The wide range of variables in GPS data is what attracted Pouliot, the former Netflix director of Algorithms and Analytics, to go work at Lyft. “There’s the geo-spatial element to the data–it’s a really giant economics problem, trying to balance supply and demand. All problems I never experienced at Netflix.”
Taking a different approach at creating their own ETA engine, rival ride-sharing company Uber took the Map Matching route, creating real-time mapping in the logistics framework to deliver flowers and mariachi bands.
Late last year, the company also included a feature called “Share my ETA” for users to let their friends know where and when they’ll arrive to their destination.
In the food industry, where weekly returning customers are the holy grail, SpoonRocket’s model shows geo data makes them come back more than once a week.
Though it’s only in two cities currently, SpoonRocket is building its own geo data model being programmed in Python and R to improve their ETA average of eight minutes.
“What we do right now would have been a logistics nightmare 10 years ago,” SpoonRocket CTO Anson Tsui says. “In terms of being able to dynamically route drivers all the time, there’s a lot of very advanced routing stuff in the background.”
The small startup has recently brought on a full-time data scientist to figure out localized ETA down to minutes for any given meal in San Francisco and Berkeley.
“Having our own in-house, our model is so specific to our needs that it just makes more sense to build our own,” Tsui says. “I think that’s worth waiting.”
Including past data into prediction models, Tsui says he uses
system as the most accurate and helpful tool for predicting food delivery ETA.
“It computes these data subsets called ‘Trees’ and then out of all the ‘Trees’ that get calculated, we pick the one we want,” he says. “It takes a little bit longer to compute, but it’s the best out there for this.”
Because of SpoonRocket’s already quick turnaround times, users come back and order more than once a week–beating the average food service benchmark.
But in order for businesses big and small to get the right data, they need the right framework for the right price–which is what big data company Factual hopes to enable with GeoPulse Geotag.
This August, Factual will be rolling out a feature called Geopulse Geotag–built with Open Street Map data–which provides app developers access to the normalized interface of world-wide geography.
“It’s basically a reverse geocoder, but it’s more of an entity look-up that allows you to label all the digital assets created on your mobile phone,” VP of product Tyler Bell says. “And then once you have that data, you can run that through your machine learning, so it is really a large-scale geographic annotation engine.”
With a data stack baked down to 17 million U.S. places, Factual’s vast geo data has been a center point for back-end map functionality for companies like Microsoft and Yelp.

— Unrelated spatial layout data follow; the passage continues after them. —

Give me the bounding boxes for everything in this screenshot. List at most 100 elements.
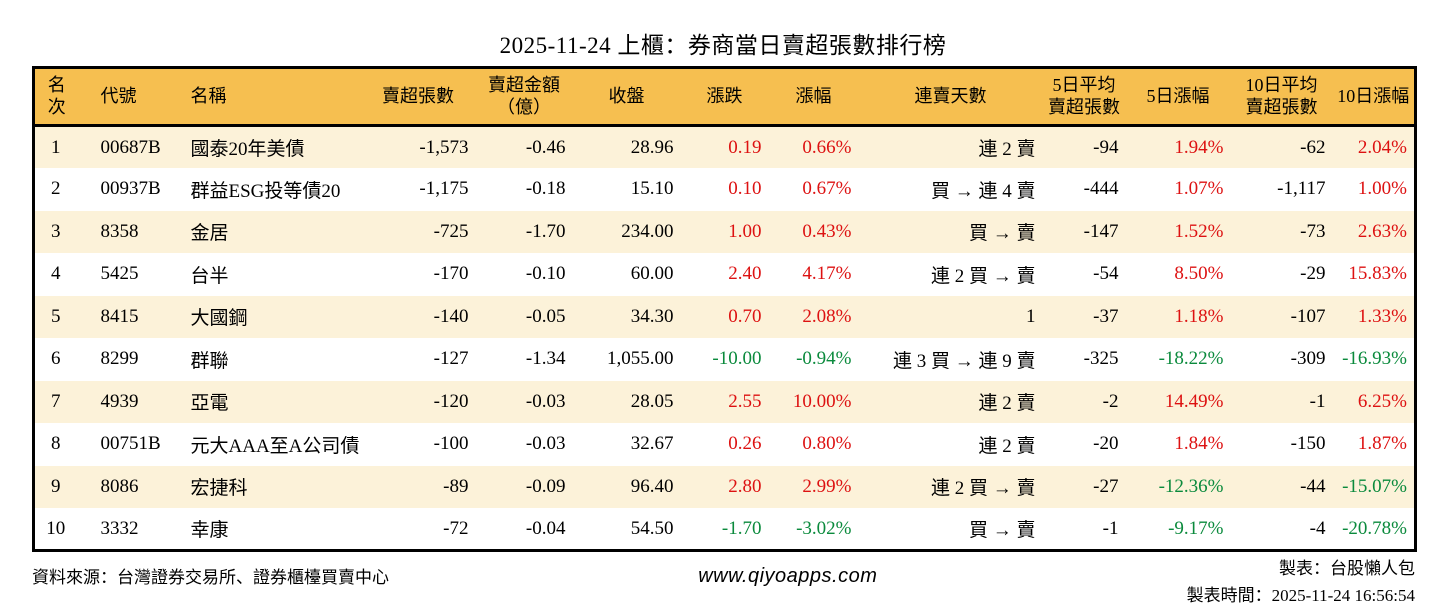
cell-pct10: 1.33% [1332,295,1416,338]
cell-avg10: -29 [1300,263,1326,285]
cell-pct10: 1.87% [1357,433,1407,455]
cell-pct5: 1.07% [1174,178,1224,200]
cell-pct5: 14.49% [1125,380,1231,423]
cell-rank: 8 [51,433,61,455]
cell-avg5: -27 [1042,465,1126,508]
cell-sell_volume: -100 [433,433,469,455]
table-row: 2 00937B 群益ESG投等債20 -1,175 -0.18 15.10 0.10 0.6… [34,168,1416,211]
cell-streak: 連 2 賣 [858,125,1043,168]
cell-avg5: -147 [1042,210,1126,253]
cell-code: 8358 [78,210,169,253]
cell-pct5: 8.50% [1174,263,1224,285]
cell-rank: 2 [51,178,61,200]
header-avg10: 10日平均 賣超張數 [1230,67,1333,127]
header-code: 代號 [78,67,169,127]
cell-code: 00751B [100,433,161,455]
header-change-pct: 漲幅 [768,67,859,127]
footer: 資料來源：台灣證券交易所、證券櫃檯買賣中心 www.qiyoapps.com 製… [32,554,1415,609]
cell-change: 2.40 [728,263,762,285]
cell-avg5: -325 [1083,348,1119,370]
cell-sell_amount: -1.34 [525,348,566,370]
cell-change_pct: 0.80% [802,433,852,455]
cell-pct10: 2.63% [1332,210,1416,253]
cell-avg10: -44 [1230,465,1333,508]
cell-name: 台半 [190,265,229,287]
cell-rank: 6 [51,348,61,370]
cell-change_pct: 0.67% [802,178,852,200]
cell-close: 15.10 [630,178,674,200]
cell-sell_amount: -0.09 [475,465,573,508]
cell-streak: 連 2 買 → 賣 [858,465,1043,508]
cell-name: 幸康 [190,520,229,541]
cell-streak: 買 → 賣 [968,520,1036,541]
cell-streak: 連 2 賣 [978,435,1036,457]
cell-sell_amount: -0.03 [475,380,573,423]
cell-rank: 1 [33,125,79,168]
cell-avg10: -309 [1290,348,1326,370]
cell-sell_volume: -170 [433,263,469,285]
cell-code: 00937B [100,178,161,200]
cell-change: -1.70 [721,517,762,539]
table-header-row: 名次 代號 名稱 賣超張數 賣超金額 （億） 收盤 漲跌 漲幅 連賣天數 5日平… [33,67,1416,127]
cell-close: 1,055.00 [607,348,674,370]
cell-avg10: -4 [1309,517,1326,539]
cell-pct5: 1.84% [1174,433,1224,455]
cell-change: 0.26 [728,433,762,455]
cell-sell_amount: -0.46 [475,125,573,168]
cell-avg5: -94 [1042,125,1126,168]
cell-name: 國泰20年美債 [168,125,361,168]
cell-code: 8299 [100,348,139,370]
cell-pct5: -18.22% [1158,348,1224,370]
cell-avg5: -1 [1102,517,1119,539]
cell-change: 0.70 [680,295,769,338]
cell-sell_volume: -1,175 [419,178,469,200]
cell-change: 0.19 [680,125,769,168]
cell-sell_volume: -127 [433,348,469,370]
credits-block: 製表：台股懶人包 製表時間：2025-11-24 16:56:54 [1187,555,1415,609]
cell-code: 8415 [78,295,169,338]
cell-streak: 1 [858,295,1043,338]
cell-avg5: -2 [1042,380,1126,423]
cell-pct10: 15.83% [1348,263,1407,285]
cell-avg10: -1 [1230,380,1333,423]
table-row: 5 8415 大國鋼 -140 -0.05 34.30 0.70 2.08% 1 -37 1.18%… [33,295,1416,338]
cell-code: 5425 [100,263,139,285]
cell-change_pct: 2.08% [768,295,859,338]
cell-name: 群聯 [190,350,229,372]
cell-close: 28.05 [572,380,681,423]
cell-rank: 10 [46,517,66,539]
header-pct5: 5日漲幅 [1125,67,1231,127]
cell-streak: 連 3 買 → 連 9 賣 [892,350,1036,372]
cell-sell_amount: -0.03 [525,433,566,455]
report-time-text: 製表時間：2025-11-24 16:56:54 [1186,586,1415,606]
header-avg5: 5日平均 賣超張數 [1042,67,1126,127]
cell-change_pct: 4.17% [802,263,852,285]
cell-name: 亞電 [168,380,361,423]
table-row: 8 00751B 元大AAA至A公司債 -100 -0.03 32.67 0.26 0.80%… [34,423,1416,466]
table-row: 7 4939 亞電 -120 -0.03 28.05 2.55 10.00% 連 2 賣 -2 14… [33,380,1416,423]
cell-change_pct: -0.94% [796,348,852,370]
cell-change: -10.00 [712,348,762,370]
cell-streak: 買 → 連 4 賣 [930,180,1036,202]
cell-sell_amount: -0.05 [475,295,573,338]
cell-name: 宏捷科 [168,465,361,508]
header-change: 漲跌 [680,67,769,127]
website-text: www.qiyoapps.com [698,565,878,587]
data-source-text: 資料來源：台灣證券交易所、證券櫃檯買賣中心 [32,568,389,587]
header-rank: 名次 [33,67,79,127]
cell-avg10: -107 [1230,295,1333,338]
cell-name: 群益ESG投等債20 [190,180,341,202]
cell-change: 0.10 [728,178,762,200]
cell-avg5: -444 [1083,178,1119,200]
cell-sell_volume: -725 [360,210,476,253]
table-row: 1 00687B 國泰20年美債 -1,573 -0.46 28.96 0.19 0.66% 連… [33,125,1416,168]
cell-pct10: -20.78% [1342,517,1407,539]
cell-sell_amount: -1.70 [475,210,573,253]
cell-rank: 9 [33,465,79,508]
table-body: 1 00687B 國泰20年美債 -1,573 -0.46 28.96 0.19 0.66% 連… [33,125,1416,551]
cell-close: 28.96 [572,125,681,168]
ranking-table: 名次 代號 名稱 賣超張數 賣超金額 （億） 收盤 漲跌 漲幅 連賣天數 5日平… [32,66,1417,552]
table-row: 3 8358 金居 -725 -1.70 234.00 1.00 0.43% 買 → 賣 -147… [33,210,1416,253]
header-pct10: 10日漲幅 [1332,67,1416,127]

Enabling open-source mapping like Open Street Map, Factual gives a full, core data set to hang attributes so businesses don’t have to create their own databases.
With a database of about 70 million small businesses and landmarks in 50 countries, Factual uses its 1.3 billion location data points for contextual information–a big people and places dataset.
Bell, a former Yahoo geo data expert, says, previously, you had to have a fat wallet to purchase any type of map data. “Over the last 10 years, there’s been a growth in the creation of open source or largely open geographic datasets that don’t cost an arm and leg to create maps.”
Just a year ago, the thought of in-house mapping was overly ambitious, but in the next year I’d expect to see more full-time, specialized analysts, cheaper map data, less big-name proprietors, and more accurate ETAs–all quicker than you can say Moore’s Law.